Things Have Always Been The Same

Let’s review The Other Sixty during chart week forty from the middle of the decade by looking at the failed debuts from 1983, 1984, 1985, and 1986.

October 8th, 1983

84. Klique – Stop Doggin’ Me Around

Klique was a trio churning out electro-boogie during the early 80s, such as Pump Your Rump, but having middling success with it. Then they decided to cover a 1960 Jackie Wilson Top 20 ballad and ended up with a #2 Soul hit and #50 Pop hit. That’s not all. Lead singer Howard Huntsberry got to play Jackie in the movie La Bamba and then performed (Your Love Is Lifting Me)Higher & Higher in the movie Ghostbusters. Ride it till it dies, I say.

91. The Pointer Sisters – I Need You

This Oakland trio’s album release of Break Out did not have an auspicious beginning. RCA picked the wrong lead-off single on an album full of great upbeat dance soul, a mellow mid-tempo affair that will only reach #48. It was the first time since 1979’s Priority LP that the first single was not a Top 40 hit. The next four releases will hit the Top 10, and the album will end up as the biggest selling in their catalog. Also, timing is everything.

94. John Cafferty & The Beaver Brown Band – On The Dark Side

This was the first entry on the Hot 100 of this song, which will re-enter in 1984 and hit the Top 10.  I feel like I’ve written about this band and Eddie & the Cruisers’ story so much already. I can’t do it anymore. I hate you, HBO!

95. Cliff Richard – Never Say Die (Give A Little More)

This is the third and last debut song during chart week forty for Sir Cliffo. He already had a song in The Other Sixty with Give A Little Bit More. Now he gives even more than he ever did, but the effort is all for naught. This will turn up its toes at #73 and be his last Hot 100 entry.

October 6th, 1984

74. Steve Miller Band – Shangra-La

Amazingly, someone with such a common name is in the RNRHOF. It’s also amazing that we consider people like Don Henley and Glenn Frey as dicks and never mention Steve’s name. It’s probably because you would respond with ‘you mean, my neighbor Steve or my kid’s third-grade teacher? Or the guy that wrote Dragon Ship?‘ Oh, the guy who took this song up to #57. Also, if I’m harsh, feel free to write a post about it here.

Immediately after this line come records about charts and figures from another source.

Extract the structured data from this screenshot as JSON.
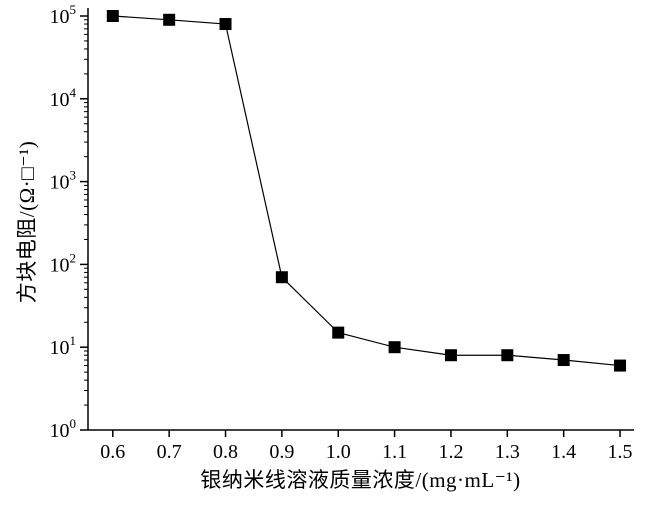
{
  "chart_data": {
    "type": "line",
    "title": "",
    "xlabel": "银纳米线溶液质量浓度/(mg·mL⁻¹)",
    "ylabel": "方块电阻/(Ω·□⁻¹)",
    "x": [
      0.6,
      0.7,
      0.8,
      0.9,
      1.0,
      1.1,
      1.2,
      1.3,
      1.4,
      1.5
    ],
    "y": [
      100000,
      90000,
      80000,
      70,
      15,
      10,
      8,
      8,
      7,
      6
    ],
    "xlim": [
      0.556,
      1.523
    ],
    "ylim_exp": [
      0,
      5
    ],
    "yscale": "log",
    "xticks": [
      0.6,
      0.7,
      0.8,
      0.9,
      1.0,
      1.1,
      1.2,
      1.3,
      1.4,
      1.5
    ],
    "ytick_exponents": [
      0,
      1,
      2,
      3,
      4,
      5
    ],
    "ytick_base": "10",
    "marker": "filled-square",
    "marker_color": "#000000",
    "line_color": "#000000",
    "axis_color": "#000000",
    "grid": false,
    "legend": false
  }
}
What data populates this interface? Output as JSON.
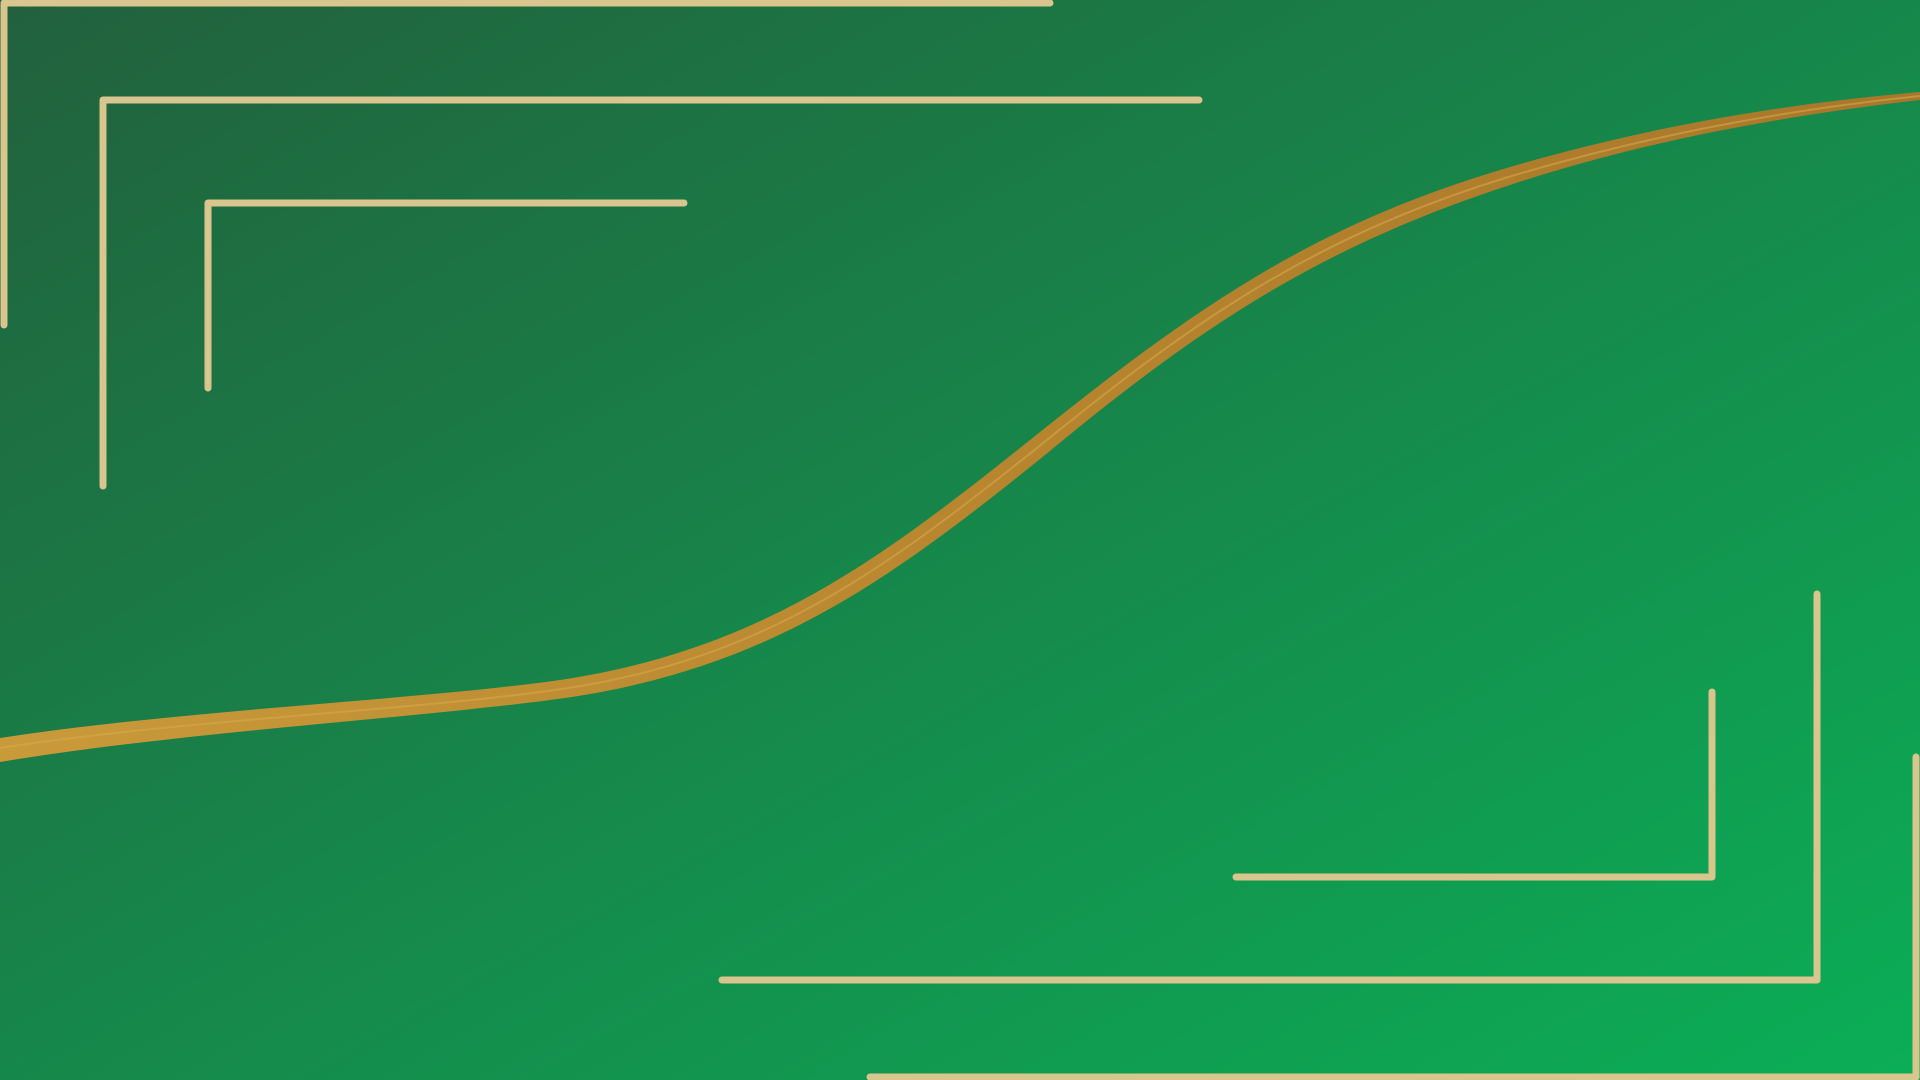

You might even get a response from Steve Miller. I just don’t know which one.

76. Janey Street – Say Hello To Ronnie

Here’s a very forgotten pop-rock single from New York singer/ songwriter Janey Street, who is still active today. Produced by Jimmy Ienner, this single, in no reference to Reagan, should have made the Top 40 back then, but instead waves goodbye at #68.

85. Stephen Stills Featuring Michael Finnigan – Can’t Let Go

This sure sounds like a romantic duet between two dudes. Not that there’s anything wrong with that, but I’m not sure that’s what Stephen intended, going after that Sergio Mendes AC money only netted him a #67 finish.

90. Ratt – Wanted Man

Ratt finally got Out Of The Cellar with their hit, Round And Round. Then they found themselves back down there with the follow-up, which will only climb up three spots before getting caught in a trap.

October 5th, 1985

89. Marillion – Kayleigh

This was the closest this UK progressive rock quintet got to garnering a hit in the States, a rock ballad about a long lost love. It will be their biggest in England, reaching #2 but will stiff here at #75. It will also inspire many newborn parents who have a baby girl.

90. Tommy Shaw – Remo’s Theme (What If)

When looking to have a memorable theme song to a potential franchise, why not ask a former Styx guitarist to provide it. Also, make it a vague question, such as Who knows?, Which one or What if? Everything involved with the film, Remo Williams: The Adventure Begins, was an unmitigated disaster, including this ambiguous single, which will peak at #81.

October 11th, 1986

75. Wham! – Where Did Your Heart Go?

How do you say goodbye to your fans, the ones that bought your cheery, upbeat pop music for the last few years? Of course, you do it with a cover of a 1981 Was (Not Was) song about a homeless man who drowns himself. George was crying for help in ’86, and we missed it back then. The single will reach #50 then take a train down to Mexico.

80. The Temptations – Lady Soul

The Temps have one of their better hits in the 80s charting this week en route to a #47 finish. From the album, To Be Continued, which contains the theme to A Fine Mess, it will become only their third Top 10 hit of the decade on the Soul charts.

97. Joan Jett & The Blackhearts- Good Music

Joan spent the mid-80s having trouble landing any of her singles in the Top 40. Maybe collaborating with Michael J. Fox inspired her because she picked it back up with her stint in Light Of Day. This hard rock stomper will languish at #83.